Hi all, for starters I’m an ecologist who happens to use Stan, so what might be obvious to a statistician might not be for me. Also, this is my first real question here…
I’m working with some forest data and we’re interested in estimating the spatial autocorrelation of samples within the plots. Some of the samples will be collected at the same coordinates in each plot, but other samples will be surveyed in the whole plot and have unique coordinates.

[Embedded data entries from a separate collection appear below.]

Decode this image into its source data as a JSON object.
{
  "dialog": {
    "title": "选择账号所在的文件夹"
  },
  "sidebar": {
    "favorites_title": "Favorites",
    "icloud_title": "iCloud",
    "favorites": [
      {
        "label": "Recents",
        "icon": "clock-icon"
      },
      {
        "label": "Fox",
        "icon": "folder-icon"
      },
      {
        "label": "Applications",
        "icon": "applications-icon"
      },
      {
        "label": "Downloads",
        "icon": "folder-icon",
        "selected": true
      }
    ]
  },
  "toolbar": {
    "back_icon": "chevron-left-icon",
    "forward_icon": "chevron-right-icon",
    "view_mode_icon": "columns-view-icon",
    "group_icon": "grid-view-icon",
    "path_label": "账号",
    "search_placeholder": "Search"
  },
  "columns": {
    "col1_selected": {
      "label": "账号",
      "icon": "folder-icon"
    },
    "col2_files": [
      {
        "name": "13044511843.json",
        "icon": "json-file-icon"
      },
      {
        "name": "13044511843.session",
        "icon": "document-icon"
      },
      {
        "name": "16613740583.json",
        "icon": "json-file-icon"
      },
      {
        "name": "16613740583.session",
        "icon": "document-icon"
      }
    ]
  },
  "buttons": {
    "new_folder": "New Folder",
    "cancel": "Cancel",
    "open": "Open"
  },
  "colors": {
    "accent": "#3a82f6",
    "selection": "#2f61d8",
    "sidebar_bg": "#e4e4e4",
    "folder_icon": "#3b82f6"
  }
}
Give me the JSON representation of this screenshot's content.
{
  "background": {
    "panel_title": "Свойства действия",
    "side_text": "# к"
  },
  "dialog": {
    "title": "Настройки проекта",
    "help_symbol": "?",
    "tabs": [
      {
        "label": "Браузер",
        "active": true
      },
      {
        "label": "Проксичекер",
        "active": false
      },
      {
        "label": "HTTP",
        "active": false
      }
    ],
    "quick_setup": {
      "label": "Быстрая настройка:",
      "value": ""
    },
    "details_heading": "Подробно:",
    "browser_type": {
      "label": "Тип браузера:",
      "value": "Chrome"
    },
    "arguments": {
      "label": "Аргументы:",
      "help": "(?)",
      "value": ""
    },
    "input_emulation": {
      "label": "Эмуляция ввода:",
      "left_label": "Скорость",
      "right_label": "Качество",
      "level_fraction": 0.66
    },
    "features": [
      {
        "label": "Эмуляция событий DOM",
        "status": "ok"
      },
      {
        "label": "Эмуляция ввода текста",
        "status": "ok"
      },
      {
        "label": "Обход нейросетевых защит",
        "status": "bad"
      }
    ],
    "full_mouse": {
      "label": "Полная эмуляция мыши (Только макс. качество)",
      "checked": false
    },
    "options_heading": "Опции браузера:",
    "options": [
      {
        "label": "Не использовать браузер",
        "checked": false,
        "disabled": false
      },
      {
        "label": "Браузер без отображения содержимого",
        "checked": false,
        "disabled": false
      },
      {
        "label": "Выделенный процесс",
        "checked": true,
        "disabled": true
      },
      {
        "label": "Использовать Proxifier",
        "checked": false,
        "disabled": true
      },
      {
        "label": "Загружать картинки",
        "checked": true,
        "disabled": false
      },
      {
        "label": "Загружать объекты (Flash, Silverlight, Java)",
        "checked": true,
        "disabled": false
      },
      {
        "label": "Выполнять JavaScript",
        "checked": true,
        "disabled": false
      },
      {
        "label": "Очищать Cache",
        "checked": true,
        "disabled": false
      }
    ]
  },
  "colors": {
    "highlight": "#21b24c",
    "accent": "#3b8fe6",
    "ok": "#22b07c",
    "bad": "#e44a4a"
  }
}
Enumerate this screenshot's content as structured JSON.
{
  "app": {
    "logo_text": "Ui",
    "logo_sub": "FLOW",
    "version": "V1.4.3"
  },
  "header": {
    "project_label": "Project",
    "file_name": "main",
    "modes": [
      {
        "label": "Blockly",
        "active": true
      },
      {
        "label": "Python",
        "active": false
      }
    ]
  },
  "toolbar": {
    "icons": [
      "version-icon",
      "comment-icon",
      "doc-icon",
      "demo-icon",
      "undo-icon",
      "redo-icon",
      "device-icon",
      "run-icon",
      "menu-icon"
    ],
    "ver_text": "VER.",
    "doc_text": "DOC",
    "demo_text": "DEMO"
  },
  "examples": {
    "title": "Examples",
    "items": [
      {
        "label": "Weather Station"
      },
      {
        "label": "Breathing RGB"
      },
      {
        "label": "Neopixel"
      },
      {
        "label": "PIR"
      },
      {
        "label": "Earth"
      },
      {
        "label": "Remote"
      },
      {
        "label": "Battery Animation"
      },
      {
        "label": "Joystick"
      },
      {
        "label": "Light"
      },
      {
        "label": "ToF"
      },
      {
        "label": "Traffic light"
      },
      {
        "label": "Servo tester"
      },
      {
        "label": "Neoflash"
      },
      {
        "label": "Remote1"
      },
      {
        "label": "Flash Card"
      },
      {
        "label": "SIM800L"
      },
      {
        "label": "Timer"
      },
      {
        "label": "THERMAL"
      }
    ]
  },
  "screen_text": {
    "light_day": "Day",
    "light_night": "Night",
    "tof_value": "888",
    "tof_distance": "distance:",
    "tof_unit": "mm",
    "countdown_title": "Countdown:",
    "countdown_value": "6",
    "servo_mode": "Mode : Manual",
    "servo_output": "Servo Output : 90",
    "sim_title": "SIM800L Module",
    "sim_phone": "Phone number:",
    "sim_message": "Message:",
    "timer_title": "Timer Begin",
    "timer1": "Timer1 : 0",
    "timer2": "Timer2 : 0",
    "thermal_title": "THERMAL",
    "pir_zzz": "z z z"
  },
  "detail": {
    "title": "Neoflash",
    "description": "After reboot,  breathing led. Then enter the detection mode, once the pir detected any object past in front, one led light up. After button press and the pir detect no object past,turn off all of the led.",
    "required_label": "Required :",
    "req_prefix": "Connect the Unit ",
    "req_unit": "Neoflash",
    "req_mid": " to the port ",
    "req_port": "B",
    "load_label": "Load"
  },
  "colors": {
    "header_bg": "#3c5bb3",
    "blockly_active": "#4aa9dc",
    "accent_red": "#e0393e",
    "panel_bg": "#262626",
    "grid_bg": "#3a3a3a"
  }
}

I simulated count data and assumed that it would be collected at fixed coordinates. I used Hierarchical Gaussian Processes in Stan (mc-stan.org) as a guide and it worked beautifully. See below for the model.
data{
int<lower=1> N; //total number of observations
int<lower=1> L; // number of sampling locations in each plot
int<lower=1> P; //number of plots
int<lower=1, upper=P> plotID[N];
int<lower=1, upper=L> locID[N];
int<lower=0> y[N]; //response variable
vector[2] coords[L]; // coordinates
}
parameters{
real a0;
//hyperparameters for ap
real<lower=0> sigma_ap;
vector[P] z_ap;
//GP parameters
matrix[L,P] zGP;
real<lower=0> eta;
real<lower=0> rho;
}
transformed parameters{
vector[N] logmu;
vector[P] ap;
matrix[L,L] KL;
matrix[L,P] GP;
// Define the GP matrix
{
matrix[L,L] K;
K = cov_exp_quad(coords, eta, rho);
K = add_diag(K, 1e-9);
KL = cholesky_decompose(K);
}
GP = KL * zGP;
//plot-level varying intercept, non-centered
ap = sigma_ap*z_ap;
//main model
for(i in 1:N){
logmu[i] = a0 + ap[plotID[i]] + GP[locID[i], plotID[i]];
}
}
model{
//priors
a0 ~ normal(1.5, 1);
sigma_ap~ normal(0, 1);
z_ap~ normal(0, 1);
to_vector(zGP) ~ normal(0,1);
eta ~ normal(0, 1);
rho ~ normal(0, 2);
//likelihood
y ~ poisson_log(logmu);
}
My question is, how would I write the model so that I could fit data that aren’t sampled in the same location every time? Also, for the data that are sampled at fixed coordinates, how can I accommodate values that are NA?
Thanks in advance!